The fight against threats to the homeland has even hit the ballot box. Yesterday, Oklahoma voters weighed in on prohibiting sharia, the Islamic system of law under which, for instance, a thief might have his hand cut off. The "Save Our State" amendment was proposed by Republican state representative Rex Duncan to protect against real threats such as higher taxes for the wealthy, health care for all and various efforts to mitigate global warming. Sharia, of course, like any system of religious law, is already prohibited by the U.S. constitution under the separation of church and state provision currently refudiated by leading Republicans. But that doesn't mean it's not a grave threat to our justice system. Under sharia, being stoned is the penalty for adultery, not the cause of it. Animals used for meat must be humanely slaughtered, which would destroy our pork and chicken industries. And every Muslim living above subsistence level must pay an annual poor tax, calculated by the wealth, not income, of the individual. Rep. Duncan is right to be alarmed.

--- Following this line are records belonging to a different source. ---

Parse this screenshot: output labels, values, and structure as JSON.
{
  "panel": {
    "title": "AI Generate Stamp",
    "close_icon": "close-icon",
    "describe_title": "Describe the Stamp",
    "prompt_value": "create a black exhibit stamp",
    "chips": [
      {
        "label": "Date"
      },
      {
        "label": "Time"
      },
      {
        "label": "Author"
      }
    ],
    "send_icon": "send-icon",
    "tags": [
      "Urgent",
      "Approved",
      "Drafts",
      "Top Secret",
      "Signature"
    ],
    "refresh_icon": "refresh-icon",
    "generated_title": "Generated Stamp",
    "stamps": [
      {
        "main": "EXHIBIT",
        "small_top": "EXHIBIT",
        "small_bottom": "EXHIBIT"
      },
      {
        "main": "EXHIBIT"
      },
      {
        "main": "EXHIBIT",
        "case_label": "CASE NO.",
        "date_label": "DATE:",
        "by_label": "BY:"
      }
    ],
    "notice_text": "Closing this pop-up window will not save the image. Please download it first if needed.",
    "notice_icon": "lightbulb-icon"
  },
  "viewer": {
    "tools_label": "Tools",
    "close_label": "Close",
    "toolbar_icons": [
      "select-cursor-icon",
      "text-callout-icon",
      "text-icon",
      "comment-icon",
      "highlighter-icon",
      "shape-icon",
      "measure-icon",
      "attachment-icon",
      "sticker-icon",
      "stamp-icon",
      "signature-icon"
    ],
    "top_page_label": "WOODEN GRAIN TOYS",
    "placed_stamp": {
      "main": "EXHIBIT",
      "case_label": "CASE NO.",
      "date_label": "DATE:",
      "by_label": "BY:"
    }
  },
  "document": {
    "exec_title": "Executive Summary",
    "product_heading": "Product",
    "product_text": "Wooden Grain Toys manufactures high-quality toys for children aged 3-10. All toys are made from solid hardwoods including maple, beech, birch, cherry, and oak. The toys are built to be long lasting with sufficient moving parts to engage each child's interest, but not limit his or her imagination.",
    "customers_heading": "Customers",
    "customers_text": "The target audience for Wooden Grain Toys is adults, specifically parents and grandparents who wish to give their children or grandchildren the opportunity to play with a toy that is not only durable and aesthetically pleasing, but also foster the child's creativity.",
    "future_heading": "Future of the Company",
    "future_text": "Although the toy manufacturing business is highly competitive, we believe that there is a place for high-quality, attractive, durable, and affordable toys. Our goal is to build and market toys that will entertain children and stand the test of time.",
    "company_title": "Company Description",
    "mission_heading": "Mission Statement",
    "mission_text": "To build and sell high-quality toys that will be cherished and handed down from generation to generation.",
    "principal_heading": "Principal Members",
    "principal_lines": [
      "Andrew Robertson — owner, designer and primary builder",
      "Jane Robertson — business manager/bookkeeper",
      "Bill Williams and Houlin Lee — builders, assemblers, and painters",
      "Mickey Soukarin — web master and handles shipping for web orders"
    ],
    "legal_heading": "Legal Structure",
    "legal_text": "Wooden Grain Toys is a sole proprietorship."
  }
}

This is a serious issue, reminiscent of the great leprechaun panic at the turn of the 20th century, during which tiny little signs were posted at Ellis Island stating "you must be this tall to enter here." Already reports have surfaced of bundles of sharia being smuggled inside checked luggage, with the address tags cleverly altered to read "Oklahoma State Courthouse." The entire Muslim population of Oklahoma, Qusay and Rahib, protested that they had only planned to impose sharia in the little skinny portion of the state hanging out on the left side, but they appear to have been thwarted. In an interview, Rahib, disappointed that he will not enjoy the four wives he might have been allowed under sharia, says he plans to spend a lot of time in line at the airport.
The push to redundantly outlaw sharia law in constitutions across the country is becoming widespread. Americans had been relatively calm about their own Muslim population until agitated by the likes of Rep. Duncan and Newt Gingrich. This has led to counter-efforts on the part of liberals to repeal Newton's First Law of Motion, which states that "every body remains in a state of rest unless it is acted on by an external, unbalanced force."
I think it is a shame. There are some aspects of sharia law that might come in handy. I believe that if some politician is able to come in and stir up the rankest emotions of our populace to no purpose other than personal advancement, we should be able to cut off his money.